You get into the founding of Alcoholics Anonymous. Can you tell us a bit about what was going on in America at the time?
It's impossible to exaggerate what a disaster Prohibition was for alcoholics, even those who hoped that Prohibition would help them. There had been a little over a century of increasingly hopeful developments, and then Prohibition comes along and a lot of private institutions and some key government-run institutions closed. And when Prohibition fails, and the liquor starts to flow again, alcoholics are really lost. It is out of that really devastated landscape that Alcoholics Anonymous emerges. There were a lot of factors—like America's talent for forming voluntary groups, which is something that de Tocqueville talked about. But the spark is just this chance meeting between Bill Wilson and Bob Smith, in Akron, [Ohio], in 1935—two talented people, likeminded people, who find each other in desperation. Wilson is only a few months sober, and he's afraid he's going to get drunk, and Smith is recovering from a hangover from a couple of days before.
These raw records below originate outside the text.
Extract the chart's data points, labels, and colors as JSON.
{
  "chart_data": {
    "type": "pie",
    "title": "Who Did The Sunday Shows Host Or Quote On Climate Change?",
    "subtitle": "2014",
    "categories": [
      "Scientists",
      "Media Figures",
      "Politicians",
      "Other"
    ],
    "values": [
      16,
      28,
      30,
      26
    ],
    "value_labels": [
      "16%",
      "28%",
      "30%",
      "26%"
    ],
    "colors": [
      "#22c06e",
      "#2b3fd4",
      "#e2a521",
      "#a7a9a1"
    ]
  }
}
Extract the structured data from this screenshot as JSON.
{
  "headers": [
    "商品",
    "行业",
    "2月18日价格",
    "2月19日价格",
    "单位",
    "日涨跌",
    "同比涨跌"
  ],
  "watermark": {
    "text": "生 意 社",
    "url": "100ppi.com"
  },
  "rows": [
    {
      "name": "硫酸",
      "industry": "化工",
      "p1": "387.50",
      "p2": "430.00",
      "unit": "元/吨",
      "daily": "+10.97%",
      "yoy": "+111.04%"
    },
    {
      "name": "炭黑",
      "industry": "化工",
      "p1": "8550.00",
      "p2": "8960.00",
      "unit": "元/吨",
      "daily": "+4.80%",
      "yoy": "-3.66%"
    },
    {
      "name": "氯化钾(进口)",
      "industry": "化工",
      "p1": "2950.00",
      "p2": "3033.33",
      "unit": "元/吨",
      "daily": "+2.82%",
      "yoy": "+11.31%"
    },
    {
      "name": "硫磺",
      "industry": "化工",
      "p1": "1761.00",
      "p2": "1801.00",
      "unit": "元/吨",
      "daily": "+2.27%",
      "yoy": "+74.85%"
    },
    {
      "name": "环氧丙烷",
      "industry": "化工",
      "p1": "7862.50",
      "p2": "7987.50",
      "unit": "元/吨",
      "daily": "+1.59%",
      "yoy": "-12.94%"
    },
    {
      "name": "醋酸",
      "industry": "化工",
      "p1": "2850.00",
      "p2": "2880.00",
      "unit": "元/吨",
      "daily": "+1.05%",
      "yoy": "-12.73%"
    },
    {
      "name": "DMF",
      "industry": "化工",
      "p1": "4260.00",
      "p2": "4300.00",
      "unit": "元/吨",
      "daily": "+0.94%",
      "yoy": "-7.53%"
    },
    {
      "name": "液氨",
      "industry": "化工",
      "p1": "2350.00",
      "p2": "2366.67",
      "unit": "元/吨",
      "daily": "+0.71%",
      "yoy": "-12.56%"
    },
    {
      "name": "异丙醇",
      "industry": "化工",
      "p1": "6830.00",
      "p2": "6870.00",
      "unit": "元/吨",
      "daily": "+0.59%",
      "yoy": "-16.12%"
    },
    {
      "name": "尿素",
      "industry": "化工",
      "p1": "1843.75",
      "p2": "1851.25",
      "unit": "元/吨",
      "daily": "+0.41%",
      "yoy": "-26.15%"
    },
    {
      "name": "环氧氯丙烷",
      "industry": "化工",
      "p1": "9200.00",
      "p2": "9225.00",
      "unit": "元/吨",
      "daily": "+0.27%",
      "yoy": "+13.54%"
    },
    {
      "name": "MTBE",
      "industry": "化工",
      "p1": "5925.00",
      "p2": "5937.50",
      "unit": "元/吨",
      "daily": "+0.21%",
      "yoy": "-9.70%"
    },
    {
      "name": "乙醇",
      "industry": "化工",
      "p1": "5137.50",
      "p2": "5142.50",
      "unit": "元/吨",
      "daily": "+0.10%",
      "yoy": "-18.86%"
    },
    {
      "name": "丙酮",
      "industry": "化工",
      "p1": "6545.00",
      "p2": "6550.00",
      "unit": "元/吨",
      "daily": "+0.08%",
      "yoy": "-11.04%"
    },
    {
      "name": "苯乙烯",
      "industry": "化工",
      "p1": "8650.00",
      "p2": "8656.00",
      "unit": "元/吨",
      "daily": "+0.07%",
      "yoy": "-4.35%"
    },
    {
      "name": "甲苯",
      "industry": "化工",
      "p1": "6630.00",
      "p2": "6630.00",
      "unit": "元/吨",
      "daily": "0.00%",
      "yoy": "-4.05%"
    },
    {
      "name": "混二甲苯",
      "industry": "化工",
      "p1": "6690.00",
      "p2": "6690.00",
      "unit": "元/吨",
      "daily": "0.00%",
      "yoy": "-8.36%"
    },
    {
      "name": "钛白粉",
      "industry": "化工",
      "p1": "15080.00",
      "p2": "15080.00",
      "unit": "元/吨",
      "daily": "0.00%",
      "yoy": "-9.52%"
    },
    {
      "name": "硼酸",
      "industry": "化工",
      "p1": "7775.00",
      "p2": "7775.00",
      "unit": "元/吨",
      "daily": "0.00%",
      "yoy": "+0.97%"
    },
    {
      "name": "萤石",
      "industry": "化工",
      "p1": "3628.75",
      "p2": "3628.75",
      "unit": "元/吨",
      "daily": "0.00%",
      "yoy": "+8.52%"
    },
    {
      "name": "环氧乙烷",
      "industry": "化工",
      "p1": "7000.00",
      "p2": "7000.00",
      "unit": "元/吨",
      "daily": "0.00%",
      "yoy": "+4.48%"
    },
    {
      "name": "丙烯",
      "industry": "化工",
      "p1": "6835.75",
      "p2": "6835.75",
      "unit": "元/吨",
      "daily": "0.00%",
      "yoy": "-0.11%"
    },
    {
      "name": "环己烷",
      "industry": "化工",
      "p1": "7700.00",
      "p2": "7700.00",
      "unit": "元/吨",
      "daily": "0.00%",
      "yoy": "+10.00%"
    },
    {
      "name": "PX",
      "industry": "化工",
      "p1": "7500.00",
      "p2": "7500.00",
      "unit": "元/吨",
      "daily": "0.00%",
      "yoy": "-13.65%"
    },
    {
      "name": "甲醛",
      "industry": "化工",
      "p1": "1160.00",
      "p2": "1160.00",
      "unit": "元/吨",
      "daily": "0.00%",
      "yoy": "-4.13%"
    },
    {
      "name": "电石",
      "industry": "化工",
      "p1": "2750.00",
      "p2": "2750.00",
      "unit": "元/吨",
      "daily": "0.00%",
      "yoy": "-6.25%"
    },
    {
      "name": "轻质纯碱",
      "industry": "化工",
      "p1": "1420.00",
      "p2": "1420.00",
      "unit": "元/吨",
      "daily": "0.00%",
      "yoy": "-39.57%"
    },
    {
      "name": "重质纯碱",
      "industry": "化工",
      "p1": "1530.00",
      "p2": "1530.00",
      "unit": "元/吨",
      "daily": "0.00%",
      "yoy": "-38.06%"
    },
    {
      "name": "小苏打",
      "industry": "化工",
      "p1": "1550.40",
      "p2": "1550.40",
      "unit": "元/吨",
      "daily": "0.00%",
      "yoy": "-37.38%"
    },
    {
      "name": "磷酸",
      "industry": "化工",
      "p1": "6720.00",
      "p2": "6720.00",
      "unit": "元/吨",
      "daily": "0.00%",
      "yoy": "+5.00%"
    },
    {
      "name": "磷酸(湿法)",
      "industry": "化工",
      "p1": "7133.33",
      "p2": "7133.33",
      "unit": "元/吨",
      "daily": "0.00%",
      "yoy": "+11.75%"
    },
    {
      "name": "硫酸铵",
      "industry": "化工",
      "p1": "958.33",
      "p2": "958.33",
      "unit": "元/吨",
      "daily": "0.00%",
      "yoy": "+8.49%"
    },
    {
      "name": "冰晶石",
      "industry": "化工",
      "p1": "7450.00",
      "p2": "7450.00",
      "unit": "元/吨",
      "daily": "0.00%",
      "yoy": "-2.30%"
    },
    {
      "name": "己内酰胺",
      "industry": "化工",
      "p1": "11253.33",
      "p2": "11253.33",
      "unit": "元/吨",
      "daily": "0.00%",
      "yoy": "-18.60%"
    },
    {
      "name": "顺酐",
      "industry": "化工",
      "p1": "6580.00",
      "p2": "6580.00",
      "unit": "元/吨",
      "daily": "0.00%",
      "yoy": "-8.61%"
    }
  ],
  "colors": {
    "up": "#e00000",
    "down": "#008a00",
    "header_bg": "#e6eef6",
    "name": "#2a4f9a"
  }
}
These two guys sit down and click. By the early 1950s, there are more than 100,000 members. It is a fabulous tale—and its lasting significance cannot be overstated. This is one of America's great liberation movements.

I'm curious about what you think about the current culture around drinking and sobriety.
I think that a lot of the progress we've made is permanent. As long as people are staying sober and can remember what it was like for them, whether in AA or some other sobriety group, this is one of the defining experiences of their lives and they aren't about to let anybody deny or diminish the truth of what they've experienced. [But] alcoholism is still a tremendous problem, and the amount of treatment is completely inadequate. In government, there's always going to be the temptation to do what it did before with Prohibition, to cut back on spending, to say it's really not such a big problem. We hear that in the debate over repealing Obamacare. Tom Price, the head of Health and Human Services, was trying to defend the fact that the Republican plan would cut back on addiction services, and he said, "Hey, these treatments aren't working. We need to try something else." As if cutting the budget is the way to try something new.